Alpha-2 Adrenoceptor Mediated Changes in Aqueous Dynamics: Effect of Pertussis Toxin

Abstract

Because alpha-2 (α2) adrenoceptor-mediated inhibition of signal transduction mechanisms is regulated, in part, by inhibitory G (G1) protein, we studied the effects of pertussis toxin (PTX) pretreatment on α2 adrenergic agonist, UK 14.304-18 (UK; brimonidine)-induced: (1) changes in intraocular pressure (IOP) and aqueous flow rate of rabbits; (2) modulation of 3H-norepinephrine (NE) overflow of rabbit iris-ciliary bodies (ICBs) and (3) accumulation of cyclic AMP in rabbit ICBs and cultured non-pigmented ciliary epithelial (NPE) cells. Results showed that UK (50 μg) lowered the IOP of normal rabbits by 8 ± 1 mmHg (n = 8) at 3 hr when treated topically and that the reduction of IOP was accompanied by a decrease in aqueous humor inflow (35%, n = 5). Therefore, it was postulated that these UK-induced effects involve activation of a G1 protein linked to α2 adrenoceptors.
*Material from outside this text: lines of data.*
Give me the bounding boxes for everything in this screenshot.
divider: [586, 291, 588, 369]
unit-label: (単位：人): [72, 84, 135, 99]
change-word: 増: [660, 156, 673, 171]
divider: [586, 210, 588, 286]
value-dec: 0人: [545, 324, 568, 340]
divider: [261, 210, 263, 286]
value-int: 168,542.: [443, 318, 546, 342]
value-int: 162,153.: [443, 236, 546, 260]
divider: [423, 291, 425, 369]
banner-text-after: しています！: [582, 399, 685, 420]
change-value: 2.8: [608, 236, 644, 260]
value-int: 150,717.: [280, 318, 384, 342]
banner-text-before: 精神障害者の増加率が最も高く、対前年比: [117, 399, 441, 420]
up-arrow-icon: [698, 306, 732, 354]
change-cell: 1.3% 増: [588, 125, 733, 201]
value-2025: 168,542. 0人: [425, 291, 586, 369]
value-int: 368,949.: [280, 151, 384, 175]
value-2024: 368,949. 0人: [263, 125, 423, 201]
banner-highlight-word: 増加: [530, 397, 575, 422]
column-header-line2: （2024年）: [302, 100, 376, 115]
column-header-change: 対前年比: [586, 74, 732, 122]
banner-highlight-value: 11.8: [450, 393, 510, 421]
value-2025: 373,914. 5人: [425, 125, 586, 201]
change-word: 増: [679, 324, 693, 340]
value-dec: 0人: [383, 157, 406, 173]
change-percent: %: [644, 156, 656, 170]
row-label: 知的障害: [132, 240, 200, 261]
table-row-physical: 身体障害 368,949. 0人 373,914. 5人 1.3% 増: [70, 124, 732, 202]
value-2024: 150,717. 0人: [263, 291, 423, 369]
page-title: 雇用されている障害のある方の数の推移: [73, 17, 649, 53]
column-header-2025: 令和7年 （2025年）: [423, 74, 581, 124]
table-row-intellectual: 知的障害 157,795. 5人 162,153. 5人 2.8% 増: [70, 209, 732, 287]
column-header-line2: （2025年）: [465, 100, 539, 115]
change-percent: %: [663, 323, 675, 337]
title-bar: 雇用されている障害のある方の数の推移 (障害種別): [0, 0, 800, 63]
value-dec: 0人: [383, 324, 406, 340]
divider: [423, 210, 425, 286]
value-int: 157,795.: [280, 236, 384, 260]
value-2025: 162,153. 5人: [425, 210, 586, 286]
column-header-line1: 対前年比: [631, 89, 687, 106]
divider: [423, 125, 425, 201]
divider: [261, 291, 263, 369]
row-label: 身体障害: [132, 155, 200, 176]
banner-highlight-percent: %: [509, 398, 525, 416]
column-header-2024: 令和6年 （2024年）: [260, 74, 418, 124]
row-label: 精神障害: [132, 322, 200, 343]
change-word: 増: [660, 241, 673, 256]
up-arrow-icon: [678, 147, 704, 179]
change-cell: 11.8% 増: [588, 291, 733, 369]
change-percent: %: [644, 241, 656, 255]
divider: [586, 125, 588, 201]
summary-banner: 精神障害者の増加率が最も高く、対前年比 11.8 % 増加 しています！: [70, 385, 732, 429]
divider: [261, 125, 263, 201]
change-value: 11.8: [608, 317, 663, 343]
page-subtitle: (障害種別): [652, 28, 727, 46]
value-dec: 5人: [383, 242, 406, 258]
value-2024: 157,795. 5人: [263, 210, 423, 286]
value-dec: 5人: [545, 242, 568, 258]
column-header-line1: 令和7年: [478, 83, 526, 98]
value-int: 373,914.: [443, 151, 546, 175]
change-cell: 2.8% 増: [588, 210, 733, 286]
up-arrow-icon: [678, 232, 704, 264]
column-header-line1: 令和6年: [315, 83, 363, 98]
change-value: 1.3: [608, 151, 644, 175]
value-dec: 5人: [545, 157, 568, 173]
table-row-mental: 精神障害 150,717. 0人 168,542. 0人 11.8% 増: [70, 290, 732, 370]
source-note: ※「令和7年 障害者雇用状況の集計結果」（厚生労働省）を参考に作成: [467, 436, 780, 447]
In PTX-pretreated (2·5 μg kg-1, i.a.) rabbits, hypotensive responses to UK were reduced by 50% and 70% (n = 8) at days 4 and 7 post PTX treatment, respectively. The suppression of aqueous humor inflow induced by UK was also prevented by the PTX treatment. In isolated, perfused rabbit ICBs, UK (1 μM) caused 50% inhibition of 3 H-NE overflow from electrical field stimulation. Pretreatment with PTX (150 ng ml-1, 4 hr) partially prevented UK-induced inhibition of NE overflow. In in vitro assays of postjunctional α2 adrenoceptor activity, UK (l μM) inhibited isoproterenol (ISO, 1 μM)-stimulated cAMP accumulation by 45% and 48% in ICBs and NPE cells, respectively. Furthermore, pretreatment with PTX (150 ng ml-1, 4 hr on ICBs and 100 ng ml--1, 18 hr on NPE cells) prevented UK-induced inhibition of ISO-stimulated cAMP accumulation in NPE cells. These in vivo and in vitro data confirm that G1 protein(s) are involved in the regulation of aqueous humor dynamics by α2 adrenoceptors.